In August 2018, the FASB issued ASU No. 2018-13, "Fair Value Measurement (Topic 820): Disclosure Framework—Changes to the Disclosure Requirements for Fair Value Measurement", an update that modifies the disclosure requirements for fair value measurements by removing, modifying or adding certain disclosures. The guidance will be effective for VF in the first quarter of Fiscal 2021 with early adoption permitted. The Company is evaluating the impact that adopting this guidance will have on VF's disclosures.
In August 2018, the FASB issued ASU No. 2018-14, "Compensation— Retirement Benefits—Defined Benefit Plans—General (Subtopic 715-20): Disclosure Framework—Changes to the Disclosure Requirements for Defined Benefit Plans", an update that modifies the disclosure requirements for employers who sponsor defined benefit pension or other postretirement plans. The guidance will be effective for VF in Fiscal 2021 with early adoption permitted. The Company is evaluating the impact that adopting this guidance will have on VF's disclosures.

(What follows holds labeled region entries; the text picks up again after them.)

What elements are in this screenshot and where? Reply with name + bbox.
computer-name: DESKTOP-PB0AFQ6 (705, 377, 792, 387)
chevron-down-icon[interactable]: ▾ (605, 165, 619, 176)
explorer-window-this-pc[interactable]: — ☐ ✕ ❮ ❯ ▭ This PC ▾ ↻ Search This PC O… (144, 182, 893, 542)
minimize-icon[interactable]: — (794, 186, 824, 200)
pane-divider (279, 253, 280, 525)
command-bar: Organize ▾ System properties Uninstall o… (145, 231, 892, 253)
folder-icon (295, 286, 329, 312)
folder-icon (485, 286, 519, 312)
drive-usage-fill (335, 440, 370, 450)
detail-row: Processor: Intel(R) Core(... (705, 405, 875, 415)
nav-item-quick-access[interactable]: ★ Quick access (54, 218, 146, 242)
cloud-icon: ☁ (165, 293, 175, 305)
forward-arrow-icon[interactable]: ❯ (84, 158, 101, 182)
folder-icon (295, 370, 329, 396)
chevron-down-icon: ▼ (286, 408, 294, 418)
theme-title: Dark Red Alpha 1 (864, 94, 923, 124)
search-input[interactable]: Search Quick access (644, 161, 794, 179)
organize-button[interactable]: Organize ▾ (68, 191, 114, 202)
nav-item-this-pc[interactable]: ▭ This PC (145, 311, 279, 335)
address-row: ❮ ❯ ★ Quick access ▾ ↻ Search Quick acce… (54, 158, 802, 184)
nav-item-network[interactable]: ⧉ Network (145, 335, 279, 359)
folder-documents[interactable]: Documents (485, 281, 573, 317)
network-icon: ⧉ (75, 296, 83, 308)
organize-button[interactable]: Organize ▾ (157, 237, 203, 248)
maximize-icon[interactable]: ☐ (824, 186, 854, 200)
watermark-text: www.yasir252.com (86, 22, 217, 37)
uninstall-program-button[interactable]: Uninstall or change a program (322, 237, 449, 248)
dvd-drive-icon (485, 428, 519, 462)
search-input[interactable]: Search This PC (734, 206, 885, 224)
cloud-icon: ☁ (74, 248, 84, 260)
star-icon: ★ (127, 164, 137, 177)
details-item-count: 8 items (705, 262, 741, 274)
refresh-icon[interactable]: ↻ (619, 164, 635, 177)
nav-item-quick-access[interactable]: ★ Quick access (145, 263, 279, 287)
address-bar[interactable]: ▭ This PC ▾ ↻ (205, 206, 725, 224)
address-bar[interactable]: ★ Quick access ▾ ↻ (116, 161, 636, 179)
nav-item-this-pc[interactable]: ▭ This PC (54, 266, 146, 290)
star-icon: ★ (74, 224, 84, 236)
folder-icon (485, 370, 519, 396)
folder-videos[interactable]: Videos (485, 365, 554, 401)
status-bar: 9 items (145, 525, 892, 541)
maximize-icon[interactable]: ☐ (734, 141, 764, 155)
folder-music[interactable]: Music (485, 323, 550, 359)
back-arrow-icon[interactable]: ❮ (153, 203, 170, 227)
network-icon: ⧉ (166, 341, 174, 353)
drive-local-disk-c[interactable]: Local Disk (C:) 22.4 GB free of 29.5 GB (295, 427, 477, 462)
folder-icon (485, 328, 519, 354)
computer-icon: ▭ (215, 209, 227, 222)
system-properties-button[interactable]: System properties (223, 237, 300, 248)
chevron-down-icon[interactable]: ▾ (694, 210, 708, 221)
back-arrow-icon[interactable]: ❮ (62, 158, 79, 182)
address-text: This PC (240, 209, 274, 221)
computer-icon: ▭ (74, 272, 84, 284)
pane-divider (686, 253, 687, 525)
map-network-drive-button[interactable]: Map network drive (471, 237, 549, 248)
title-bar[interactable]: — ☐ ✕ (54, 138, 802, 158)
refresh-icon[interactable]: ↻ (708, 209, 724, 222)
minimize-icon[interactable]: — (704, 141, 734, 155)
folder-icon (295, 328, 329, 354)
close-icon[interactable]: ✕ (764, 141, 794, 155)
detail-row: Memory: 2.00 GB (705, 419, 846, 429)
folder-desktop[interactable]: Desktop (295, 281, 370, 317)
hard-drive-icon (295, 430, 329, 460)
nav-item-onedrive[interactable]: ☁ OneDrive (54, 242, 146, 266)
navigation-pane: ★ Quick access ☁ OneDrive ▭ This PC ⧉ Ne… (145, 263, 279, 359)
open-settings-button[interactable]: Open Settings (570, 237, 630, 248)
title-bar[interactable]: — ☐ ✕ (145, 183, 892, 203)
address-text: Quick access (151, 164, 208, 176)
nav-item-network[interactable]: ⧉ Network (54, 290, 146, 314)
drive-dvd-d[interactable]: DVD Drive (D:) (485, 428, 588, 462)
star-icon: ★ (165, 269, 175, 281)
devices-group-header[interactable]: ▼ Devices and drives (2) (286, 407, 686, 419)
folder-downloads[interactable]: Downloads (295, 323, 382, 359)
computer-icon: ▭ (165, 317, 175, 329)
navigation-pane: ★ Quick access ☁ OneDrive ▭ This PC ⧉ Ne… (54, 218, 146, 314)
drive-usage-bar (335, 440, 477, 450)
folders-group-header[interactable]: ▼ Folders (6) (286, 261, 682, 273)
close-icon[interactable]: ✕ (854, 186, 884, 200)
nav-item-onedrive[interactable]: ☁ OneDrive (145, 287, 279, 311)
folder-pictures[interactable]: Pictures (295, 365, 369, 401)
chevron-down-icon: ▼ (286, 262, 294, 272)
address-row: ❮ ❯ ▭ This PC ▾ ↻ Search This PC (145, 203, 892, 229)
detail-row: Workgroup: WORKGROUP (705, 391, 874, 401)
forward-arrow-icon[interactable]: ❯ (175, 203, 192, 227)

In August 2018, the FASB issued ASU No. 2018-15, "Intangibles—Goodwill and Other—Internal-Use Software (Subtopic 350-40): Customer’s Accounting for Implementation Costs Incurred in a Cloud Computing Arrangement That Is a Service Contract", an update that aligns the requirements for capitalizing implementation costs incurred in a hosting arrangement that is a service contract with the requirements for capitalizing implementation costs incurred to develop or obtain internal-use software. The guidance will be effective for VF in the first quarter of Fiscal 2021 with early adoption permitted. The Company is evaluating the impact that adopting this guidance will have on VF's consolidated financial statements.